Oh fuck fuck fuck fucking fuck.

I was really really late. Like so late. It was 7.15 and there was no chance in hell that I could make it on time. I had to be there before 8 or Mr. Smith will know that I'm late.

Please God, make Calvin just 15 minutes late today.

Oh no, I don't want to be late for my first day. Shit what impression will I make if I am late for my first day at the job. And my boss doesn't look like the type to listen to any apologies. Neither he's the type to be late to work. He'll probably be early today considering my luck. I am totally fired. Oh no, I don't want to be fired on my first day.

Stop overreacting Soph. You can still try to make it on time if you move your pathetic ass fast.

I quickly jumped in the shower and took the quickest shower ever in the history of showers and wrapped myself in a towel as I got out. I quickly brushed my teeth and combed my hair to make them look a little bit presentable. Then I did a quick work on my face. I just applied a coat of mascara and my lip balm and got out of the bathroom. I quickly got dressed as I had already picked out my outfit yesterday night.

Atleast, I was a little thoughtful.

It was a basic black pencil skirt and a white blouse paired with black heels and some fake jewelry. Emma told me that I could take some of her stuff since I didn't have much office clothes.

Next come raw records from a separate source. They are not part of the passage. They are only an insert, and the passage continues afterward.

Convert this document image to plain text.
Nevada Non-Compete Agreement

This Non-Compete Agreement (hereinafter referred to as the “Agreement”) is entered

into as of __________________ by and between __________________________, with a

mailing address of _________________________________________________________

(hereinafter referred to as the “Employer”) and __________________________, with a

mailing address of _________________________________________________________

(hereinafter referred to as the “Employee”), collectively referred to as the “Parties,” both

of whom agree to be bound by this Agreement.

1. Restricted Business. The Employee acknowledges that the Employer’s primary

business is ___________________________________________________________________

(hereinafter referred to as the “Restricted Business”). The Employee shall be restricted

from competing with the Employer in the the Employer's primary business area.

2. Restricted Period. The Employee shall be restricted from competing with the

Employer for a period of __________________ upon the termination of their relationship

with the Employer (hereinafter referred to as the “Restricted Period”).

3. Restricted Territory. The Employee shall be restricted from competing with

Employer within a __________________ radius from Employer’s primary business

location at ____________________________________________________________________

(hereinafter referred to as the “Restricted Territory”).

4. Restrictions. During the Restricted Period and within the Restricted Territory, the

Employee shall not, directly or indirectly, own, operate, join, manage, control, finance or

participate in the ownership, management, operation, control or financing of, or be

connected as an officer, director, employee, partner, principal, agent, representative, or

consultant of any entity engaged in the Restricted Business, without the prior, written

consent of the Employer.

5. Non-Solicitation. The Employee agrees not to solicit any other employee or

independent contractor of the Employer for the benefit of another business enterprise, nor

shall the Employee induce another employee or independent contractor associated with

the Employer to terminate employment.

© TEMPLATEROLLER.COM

I really need to go shopping.

I literally ran out of my apartment after grabbing my purse,phone and the house keys. I couldn't even have breakfast today.

Its a really bad morning.

I hailed a taxi to save some time though it was just a 10 minute walk from my apartment but I didn't even have that much time left. I was restless during the whole ride and kept fidgeting my fingers. I don't what will happen at the office but I'll just have to face Mr. Smith. I can't avoid him.

I quickly dashed out of the taxi after paying the driver and made my way straight to the elevator and kept tapping my heels because the lift was slow and it kept stopping at floors.

Stupid people

The people in the elevator i.e. my fellow co-workers were eyeing me suspiciously but I couldn't care to hide my anxiousness because there was a possibility that they could be my ex co-workers after I see Calvin today.

I think this would be the fastest anyone is being fired from their job in history of being fired. Atleast I would be making a world record.

I was growing very impatient. I checked the time, it was 7.55. I thanked God and left the elevator as soon as the doors opened.